Infine la Matrix per Zizec replica l’occasionalismo di Malebranche.


Al rapporto tra le due sostanze, mente e corpo, rigidamente distinto da Cartesio e poi collegato solo per via della fantasiosa ghiandola pineale, Malebranche oppone l’idea che la connessione tra la linea causale della mente e quella del corpo, sia determinata da Dio che, ogni volta (ecco l’occasionalismo appunto) stabilisce il contatto tra la mia idea e la corrispondente azione. Secondo Žižek Dio è proprio il grande Altro cioè l’ordine simbolico stesso che si interpone tra corpo e mente. La possibilità di violare le leggi della Matrix è vincolata alla condizione di restare entro la Matrix. Schiavi di essa. Viene da chiedersi allora perché la Matrix abbia bisogno dell’energia umana per esistere. Non è solo questione di energia, si potrebbero infatti trovare altre fonti, si tratta del fatto che

“la Matrix si nutre del godimento umano”


In conclusione Matrix rappresenta una intuizione essenziale:

“da un lato la riduzione della realtà a regno virtuale regolato da leggi arbitrarie che possono esser sospese; dall’altro, la segreta verità di tale libertà, la riduzione dell’individuo ad una strumentalizzata ed estrema passività”

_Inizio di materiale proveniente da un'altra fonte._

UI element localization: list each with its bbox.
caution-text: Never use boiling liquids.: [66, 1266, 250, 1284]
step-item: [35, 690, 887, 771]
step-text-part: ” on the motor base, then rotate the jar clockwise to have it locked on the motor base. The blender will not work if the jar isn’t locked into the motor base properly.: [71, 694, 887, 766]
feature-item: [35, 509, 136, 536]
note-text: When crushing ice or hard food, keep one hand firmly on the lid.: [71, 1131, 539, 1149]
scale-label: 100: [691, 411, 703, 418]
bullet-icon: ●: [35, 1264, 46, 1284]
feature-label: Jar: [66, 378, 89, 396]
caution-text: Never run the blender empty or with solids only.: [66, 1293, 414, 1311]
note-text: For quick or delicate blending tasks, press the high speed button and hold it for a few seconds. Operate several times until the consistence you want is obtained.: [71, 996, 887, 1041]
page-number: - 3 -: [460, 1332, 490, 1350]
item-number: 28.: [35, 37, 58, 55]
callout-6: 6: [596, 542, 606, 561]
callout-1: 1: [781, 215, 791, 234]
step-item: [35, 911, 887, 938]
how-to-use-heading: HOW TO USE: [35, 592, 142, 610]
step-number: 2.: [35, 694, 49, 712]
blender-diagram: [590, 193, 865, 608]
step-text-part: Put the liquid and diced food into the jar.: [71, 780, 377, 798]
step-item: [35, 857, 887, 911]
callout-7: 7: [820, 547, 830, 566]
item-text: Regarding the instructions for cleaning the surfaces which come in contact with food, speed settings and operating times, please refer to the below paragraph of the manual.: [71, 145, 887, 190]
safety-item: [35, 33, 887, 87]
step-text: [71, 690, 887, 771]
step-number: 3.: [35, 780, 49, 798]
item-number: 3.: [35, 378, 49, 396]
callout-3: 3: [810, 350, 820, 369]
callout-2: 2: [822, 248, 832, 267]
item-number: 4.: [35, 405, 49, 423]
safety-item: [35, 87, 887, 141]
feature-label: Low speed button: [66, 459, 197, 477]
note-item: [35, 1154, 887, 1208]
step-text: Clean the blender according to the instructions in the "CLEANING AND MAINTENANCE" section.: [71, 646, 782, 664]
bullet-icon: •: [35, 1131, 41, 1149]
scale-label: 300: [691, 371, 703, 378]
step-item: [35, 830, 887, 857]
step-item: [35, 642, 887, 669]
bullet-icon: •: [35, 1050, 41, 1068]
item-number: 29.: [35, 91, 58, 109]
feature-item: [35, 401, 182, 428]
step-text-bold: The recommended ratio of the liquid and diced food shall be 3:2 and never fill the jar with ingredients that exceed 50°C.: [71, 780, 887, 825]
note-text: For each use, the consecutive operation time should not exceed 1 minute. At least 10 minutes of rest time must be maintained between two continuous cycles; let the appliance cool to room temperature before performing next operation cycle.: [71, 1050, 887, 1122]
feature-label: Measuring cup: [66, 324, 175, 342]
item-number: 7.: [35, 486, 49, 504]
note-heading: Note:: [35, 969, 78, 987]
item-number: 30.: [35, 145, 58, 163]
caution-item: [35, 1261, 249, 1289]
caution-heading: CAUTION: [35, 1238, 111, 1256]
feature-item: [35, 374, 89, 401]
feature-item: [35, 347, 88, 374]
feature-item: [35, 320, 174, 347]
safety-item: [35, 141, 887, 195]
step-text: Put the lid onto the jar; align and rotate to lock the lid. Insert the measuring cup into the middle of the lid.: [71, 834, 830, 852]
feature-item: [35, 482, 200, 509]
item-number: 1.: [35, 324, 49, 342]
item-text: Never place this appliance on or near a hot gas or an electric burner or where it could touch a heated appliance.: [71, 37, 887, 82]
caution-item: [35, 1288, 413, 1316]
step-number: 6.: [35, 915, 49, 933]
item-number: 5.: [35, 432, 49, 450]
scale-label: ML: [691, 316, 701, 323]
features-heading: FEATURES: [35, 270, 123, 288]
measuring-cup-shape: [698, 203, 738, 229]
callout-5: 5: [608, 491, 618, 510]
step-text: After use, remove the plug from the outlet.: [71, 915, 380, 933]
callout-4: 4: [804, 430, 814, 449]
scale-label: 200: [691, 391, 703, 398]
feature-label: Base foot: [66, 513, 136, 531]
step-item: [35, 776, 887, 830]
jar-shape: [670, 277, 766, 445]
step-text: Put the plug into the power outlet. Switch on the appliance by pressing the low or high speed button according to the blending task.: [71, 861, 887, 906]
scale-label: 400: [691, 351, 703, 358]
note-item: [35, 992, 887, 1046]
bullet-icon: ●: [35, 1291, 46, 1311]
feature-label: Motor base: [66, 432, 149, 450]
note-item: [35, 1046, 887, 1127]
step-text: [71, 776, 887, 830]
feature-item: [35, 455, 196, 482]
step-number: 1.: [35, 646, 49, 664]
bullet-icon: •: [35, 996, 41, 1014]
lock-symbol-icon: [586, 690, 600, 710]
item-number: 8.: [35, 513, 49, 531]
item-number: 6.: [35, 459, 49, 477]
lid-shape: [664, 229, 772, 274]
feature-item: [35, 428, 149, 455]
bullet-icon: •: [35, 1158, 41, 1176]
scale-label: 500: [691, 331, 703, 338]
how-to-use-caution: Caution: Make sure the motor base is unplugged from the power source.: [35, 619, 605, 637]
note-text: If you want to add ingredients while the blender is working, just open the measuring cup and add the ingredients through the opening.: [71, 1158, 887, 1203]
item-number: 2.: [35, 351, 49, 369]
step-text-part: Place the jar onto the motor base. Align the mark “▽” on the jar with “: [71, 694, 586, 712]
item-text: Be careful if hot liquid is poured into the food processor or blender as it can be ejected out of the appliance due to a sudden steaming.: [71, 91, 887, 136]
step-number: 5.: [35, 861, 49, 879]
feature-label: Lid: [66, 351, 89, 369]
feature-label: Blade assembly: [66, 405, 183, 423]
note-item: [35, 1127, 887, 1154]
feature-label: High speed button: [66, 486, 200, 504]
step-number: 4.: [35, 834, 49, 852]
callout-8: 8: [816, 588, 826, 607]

La lettura di Žižek è di sicuro affascinante e, da un punto di vista filosofico, molto stimolante, anche se il suo stile, che ormai è diventato un modello per certa filosofia da spettacolo, è capace di svariare nel giro di un capoverso da Lacan a Hegel, Levi-Strauss, Malevich, Napoleone, Freud, Adorno, Hitler e alla fine non sei mai del tutto sicuro di aver fatto una importante esperienza di pensiero o di esser stato soltanto preso un po’ in giro. E ti chiedi: ma è questo il teatro filosofico contemporaneo? Forse sì, e Matrix è la sua chiave.